You don't just have to win events to gain fans, either. Playground has incorporated a slick skill system into its driving model, which rewards the familiar (near misses, drifts) and tacks it onto a tidy combo counter. You're positively encouraged to occasionally sack off the whole festival and go for a leisurely cruise into the Rockies.
And that's where the true joy in Forza Horizon's thumping heart comes piercing through. After a few hours of levelling up, bouncing from race to race and earning cash, I had enough money to buy a low-level Lamborghini. So naturally, I did just that. Instead of pootling along to another race event, though, I just started driving - 5.1 headphones, in-car view, Porter Robinson's Language on the radio. Bliss. Truly a seminal moment in video game vehiclism for me. I learned this new car on the road, I felt its subtleties, how it liked to slide through turns, how it roared through an apex. An hour of driving felt like ten minutes. Nothing achieved, really, in traditional gaming terms. But this was more than that. This, as stupid and preposterous as it sounds, was not gaming for the grind. It was gaming for the soul.

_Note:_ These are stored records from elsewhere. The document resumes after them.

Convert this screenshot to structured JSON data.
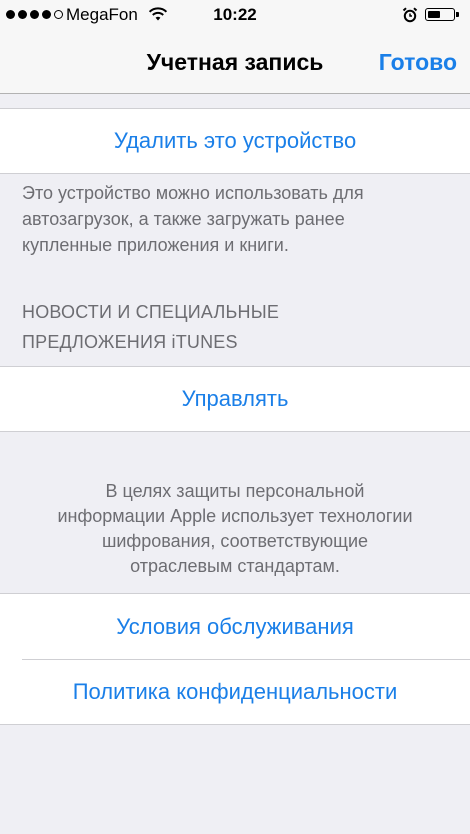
{
  "status_bar": {
    "carrier": "MegaFon",
    "time": "10:22",
    "signal_dots_filled": 4,
    "signal_dots_total": 5,
    "wifi_icon": "wifi-icon",
    "alarm_icon": "alarm-clock-icon",
    "battery_level": 0.5
  },
  "nav": {
    "title": "Учетная запись",
    "done_label": "Готово"
  },
  "device": {
    "remove_label": "Удалить это устройство",
    "footer_line1": "Это устройство можно использовать для",
    "footer_line2": "автозагрузок, а также загружать ранее",
    "footer_line3": "купленные приложения и книги."
  },
  "news": {
    "header_line1": "НОВОСТИ И СПЕЦИАЛЬНЫЕ",
    "header_line2": "ПРЕДЛОЖЕНИЯ iTUNES",
    "manage_label": "Управлять"
  },
  "security": {
    "line1": "В целях защиты персональной",
    "line2": "информации Apple использует технологии",
    "line3": "шифрования, соответствующие",
    "line4": "отраслевым стандартам."
  },
  "legal": {
    "terms_label": "Условия обслуживания",
    "privacy_label": "Политика конфиденциальности"
  },
  "colors": {
    "accent": "#1a7fe8",
    "background": "#efeff4",
    "secondary_text": "#6d6d72"
  }
}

These kinds of magical moments are a huge part of why I still feel so passionately about the power and potential of video games, but outside of Criterion's portfolio I've never had that feeling from any other driving game. These things don't happen by accident, of course: the combination of Playground's superbly designed simulacrum of Colorado and Turn 10's majestic physics is an irresistible allure. Even with assists on, and handling that now leans subtly more towards the 'arcade' model than traditional Forza, there is a weight and feedback to the driving that simply doesn't exist in other games. Not even close.
Whether you're clutching a pad or sat at a wheel, too, Forza Horizon never misses a beat. The handling is so good, in fact, that it's quite distracting to just bounce off civilian cars when you plough into them at 150mph. Probably a wise design choice and a good way to differentiate the game from Criterion's work, but still a hammer to the face of your suspension of disbelief when everything else is so gloriously immersive.
If there's any other blemish on this otherwise sublime piece of work, then it's Forza Horizon's slightly flimsy multiplayer. Here you're offered car clubs, online races and grindable XP, but it all feels a little bit thin when compared to the freeform experimental stuff going on in Burnout Paradise and the upcoming Need For Speed: Most Wanted.
In truth, most of the true multiplayer will probably take place asynchronously, as Forza Horizon frequently chucks friends' times, speeds and challenges your way as another neat distraction from the upwards progression. That's another borrowed idea, of course, but Playground Games does it seamlessly, and truth be told it would actually be far more erroneous if this feature wasn't there in 2012. On top of this, too, there is the hustle and bustle of the marketplace, where players can trade their customised cars for credits and populate each other's Colorado with beautifully designed autophilia.
Still, I find it easy to ignore Forza Horizon's traditional multiplayer when the single-player is so captivating and enriching. Driving games are unique, because they are probably the only genre that backloads its prime content, meaning Forza Horizon only gets better as you progress. Once you've earned enough credits to get behind the wheel of the truly beautiful motors, the experience only becomes more euphoric.
Clearly, then, Forza needn't worry about its personality crisis any more, though Forza Horizon isn't a game that needs tedious cut-scenes to force a narrative; the road will do that on its own. Who needs a clumsy virtual love interest when you've got a Pagani Zonda in the garage?